The other day, I walked by the river after work.

While walking, I spotted a pond turtle that was slowly crossing the path.  And stopped.  I worried that a bicyclist or a skateboarder coming at top speeds around the bend might not see the turtle and that will be the end of the critter.  So, I stood next to the turtle with my hands stretched to indicate a "stop" in either direction.  A bike came hurtling, saw me from afar and slowed down to a stop.  From the other side, a family on bikes immediately shushed at the chatty ones in the group and they came to a stop.  The turtle kept crawling at a turtle's pace and slowly meandered across.

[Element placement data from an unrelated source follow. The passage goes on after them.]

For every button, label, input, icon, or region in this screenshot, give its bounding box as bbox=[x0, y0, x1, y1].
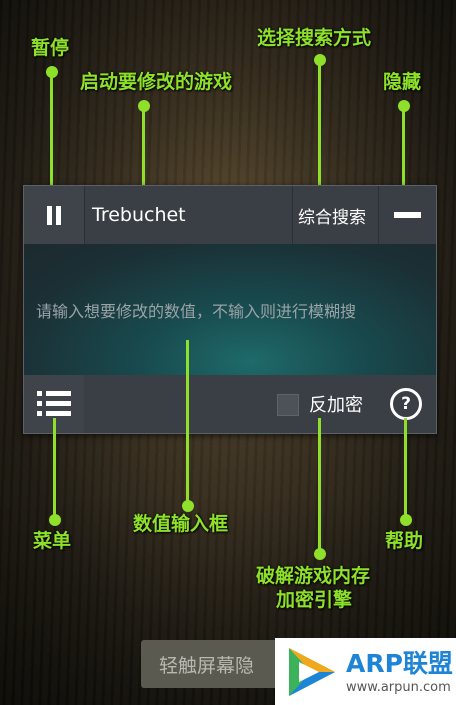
value-input-callout-line bbox=[186, 340, 189, 506]
pause-icon bbox=[45, 205, 63, 225]
help-circle-icon[interactable]: ? bbox=[390, 388, 422, 420]
anti-encrypt-label[interactable]: 反加密 bbox=[309, 391, 363, 417]
decrypt-callout-dot bbox=[314, 548, 326, 560]
menu-callout: 菜单 bbox=[33, 530, 72, 552]
search-mode-button[interactable]: 综合搜索 bbox=[286, 186, 379, 244]
minus-icon bbox=[394, 212, 421, 218]
floating-panel: Trebuchet 综合搜索 请输入想要修改的数值，不输入则进行模糊搜 反加密 … bbox=[23, 185, 437, 434]
menu-callout-dot bbox=[49, 514, 61, 526]
value-input-field[interactable]: 请输入想要修改的数值，不输入则进行模糊搜 bbox=[24, 244, 436, 375]
help-callout-line bbox=[404, 418, 407, 518]
decrypt-callout-line1: 破解游戏内存 bbox=[256, 565, 371, 587]
menu-callout-line bbox=[53, 418, 56, 518]
help-symbol: ? bbox=[401, 394, 411, 414]
panel-bottom-bar: 反加密 ? bbox=[24, 375, 436, 433]
value-input-placeholder: 请输入想要修改的数值，不输入则进行模糊搜 bbox=[36, 301, 357, 321]
launch-game-callout: 启动要修改的游戏 bbox=[80, 71, 233, 93]
arp-logo: ARP联盟 www.arpun.com bbox=[275, 638, 456, 705]
logo-url: www.arpun.com bbox=[346, 680, 451, 695]
menu-list-icon bbox=[37, 391, 71, 417]
decrypt-callout-line bbox=[318, 418, 321, 554]
help-callout-dot bbox=[400, 514, 412, 526]
hide-button[interactable] bbox=[379, 186, 436, 244]
game-selector-button[interactable]: Trebuchet bbox=[85, 186, 293, 244]
anti-encrypt-checkbox[interactable] bbox=[277, 394, 299, 416]
game-name: Trebuchet bbox=[92, 204, 186, 226]
play-logo-icon bbox=[289, 648, 335, 696]
pause-callout: 暂停 bbox=[31, 37, 70, 59]
value-input-callout: 数值输入框 bbox=[133, 513, 229, 535]
pause-button[interactable] bbox=[24, 186, 85, 244]
search-mode-callout: 选择搜索方式 bbox=[257, 27, 372, 49]
search-mode-label: 综合搜索 bbox=[298, 207, 366, 228]
logo-brand: ARP联盟 bbox=[346, 649, 453, 678]
pause-callout-line bbox=[50, 72, 53, 202]
decrypt-callout-line2: 加密引擎 bbox=[276, 589, 353, 611]
value-input-callout-dot bbox=[182, 500, 194, 512]
hide-callout: 隐藏 bbox=[383, 71, 422, 93]
panel-toolbar: Trebuchet 综合搜索 bbox=[24, 186, 436, 244]
search-mode-callout-line bbox=[318, 60, 321, 202]
help-callout: 帮助 bbox=[385, 530, 424, 552]
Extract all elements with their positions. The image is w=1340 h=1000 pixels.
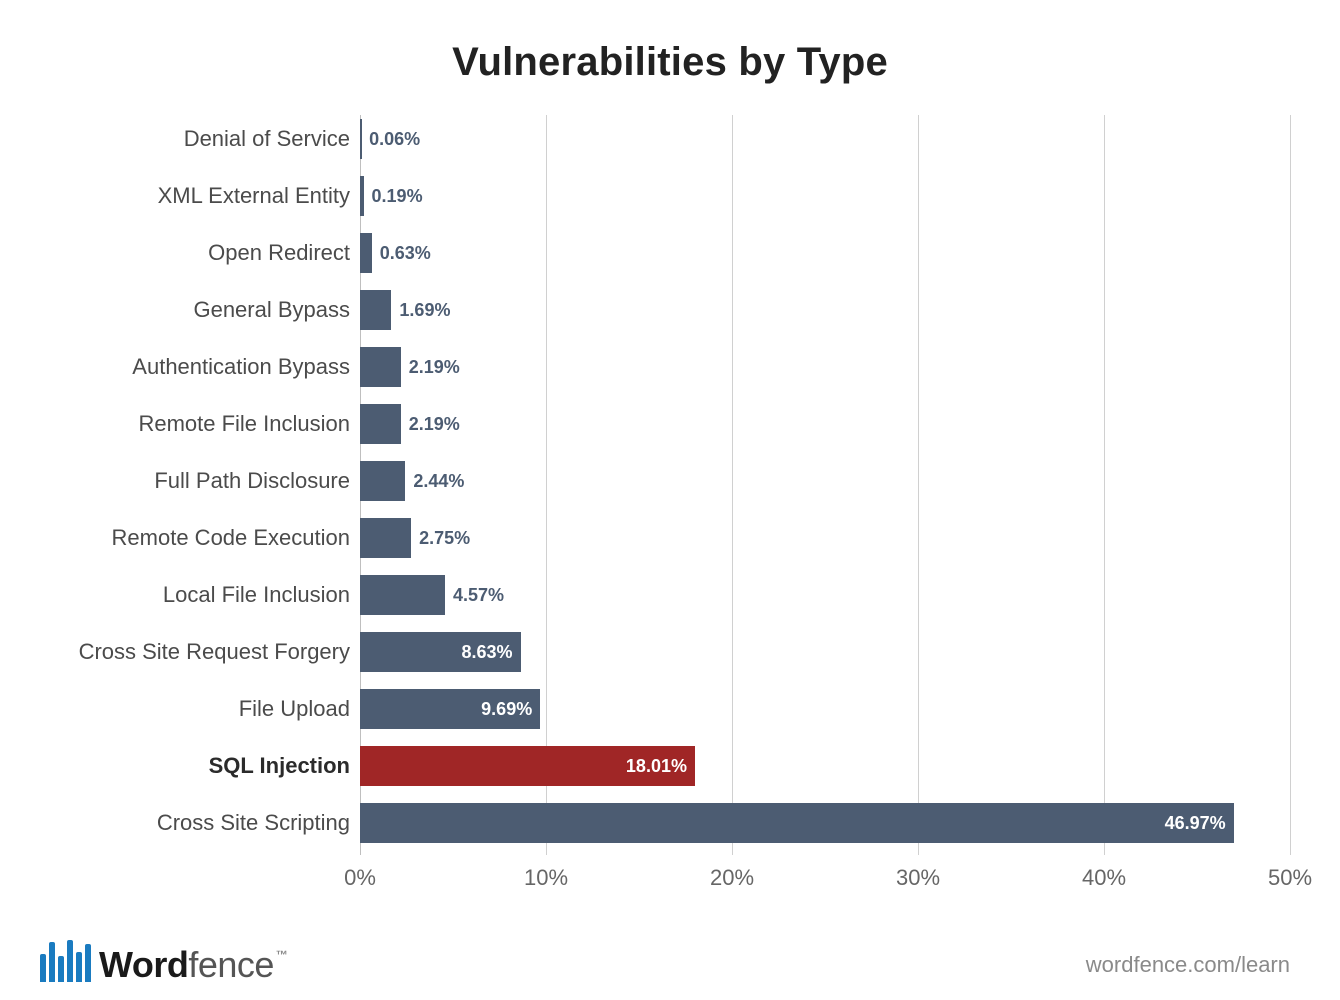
category-label: Open Redirect	[208, 240, 350, 266]
category-label: SQL Injection	[209, 753, 350, 779]
bar	[360, 461, 405, 501]
category-label: Local File Inclusion	[163, 582, 350, 608]
bar	[360, 518, 411, 558]
category-label: XML External Entity	[158, 183, 350, 209]
x-tick-label: 40%	[1082, 865, 1126, 891]
wordfence-logo: Wordfence™	[40, 938, 287, 982]
logo-word: Word	[99, 944, 188, 985]
value-label: 2.44%	[405, 461, 464, 501]
bar	[360, 290, 391, 330]
category-label: Cross Site Request Forgery	[79, 639, 350, 665]
value-label: 4.57%	[445, 575, 504, 615]
value-label: 9.69%	[360, 689, 540, 729]
value-label: 1.69%	[391, 290, 450, 330]
bar	[360, 233, 372, 273]
gridline	[1290, 115, 1291, 855]
value-label: 8.63%	[360, 632, 521, 672]
trademark-icon: ™	[276, 948, 288, 962]
logo-text: Wordfence™	[99, 947, 287, 983]
plot-area: Denial of Service XML External Entity Open…	[50, 115, 1290, 895]
value-label: 2.19%	[401, 404, 460, 444]
x-tick-label: 30%	[896, 865, 940, 891]
x-tick-label: 10%	[524, 865, 568, 891]
category-label: General Bypass	[193, 297, 350, 323]
chart-title: Vulnerabilities by Type	[50, 40, 1290, 85]
value-label: 0.63%	[372, 233, 431, 273]
value-label: 18.01%	[360, 746, 695, 786]
value-label: 46.97%	[360, 803, 1234, 843]
logo-fence: fence	[188, 944, 274, 985]
gridline	[732, 115, 733, 855]
value-label: 2.19%	[401, 347, 460, 387]
bar	[360, 404, 401, 444]
bar	[360, 347, 401, 387]
gridline	[918, 115, 919, 855]
chart-footer: Wordfence™ wordfence.com/learn	[40, 926, 1290, 982]
category-label: Denial of Service	[184, 126, 350, 152]
category-label: Cross Site Scripting	[157, 810, 350, 836]
x-tick-label: 20%	[710, 865, 754, 891]
category-label: Remote File Inclusion	[138, 411, 350, 437]
category-label: Full Path Disclosure	[154, 468, 350, 494]
source-link: wordfence.com/learn	[1086, 952, 1290, 978]
chart-grid: 0%10%20%30%40%50%0.06%0.19%0.63%1.69%2.1…	[360, 115, 1290, 855]
x-tick-label: 0%	[344, 865, 376, 891]
category-label: File Upload	[239, 696, 350, 722]
gridline	[546, 115, 547, 855]
value-label: 0.19%	[364, 176, 423, 216]
bar	[360, 575, 445, 615]
fence-icon	[40, 938, 91, 982]
gridline	[1104, 115, 1105, 855]
category-label: Remote Code Execution	[112, 525, 350, 551]
category-label: Authentication Bypass	[132, 354, 350, 380]
x-tick-label: 50%	[1268, 865, 1312, 891]
value-label: 0.06%	[361, 119, 420, 159]
y-axis-labels: Denial of Service XML External Entity Open…	[50, 115, 350, 895]
value-label: 2.75%	[411, 518, 470, 558]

Confident that I had passed along the watchman job to the group, I continued with the walk--in order to digest the dinner that I had, which included this salad that I made:


I tell ya, the countdown to 75 looks more and more appealing when I think about the likes of a Soylent-fueled future ;)

3 comments:

Ramesh said...

My comment would be entirely predictable. If there was a way of getting the nutrients in without even drinking Soylent, maybe through a pill, I am all for it !!

But to save time to work ??? That's the silliest idea I have ever heard. All those corporate types who are claiming to work incredibly hard are lying through their teeth. If they kept a time sheet of when they actually performed useful work or when they goofed around, attended useless meetings, stupid conference call, making inane power point charts, etc etc they wouldn't even be able to fill 5 hours in a day. The myth of the uber busy executive is one of the most false of myths - they are just uselessly inefficient and have nothing else in life :)

Sriram Khé said...

Oh, this is more than merely about corporate executives, Ramesh. Whether it is Elon Musk, or the venture capitalists in the Silicon Valley, or the software folks, they have become way more than the old-fashioned workaholics. They seem to want to work and do nothing else--or, as we might say in the normal world: get a life! This fanaticism means that they don't want to "waste" time eating! Compared to these slaves, your uber-busy corporate executives are having a jolly good life!

Ramesh said...

All I said to corporate types is equally applicable to venture capitalists, Silicon Valley types (Shachi excepted !!) and Elon Musk too. They like to believe that they are working hard. It would be rare to find them doing more than 4 hours of productive stuff every day.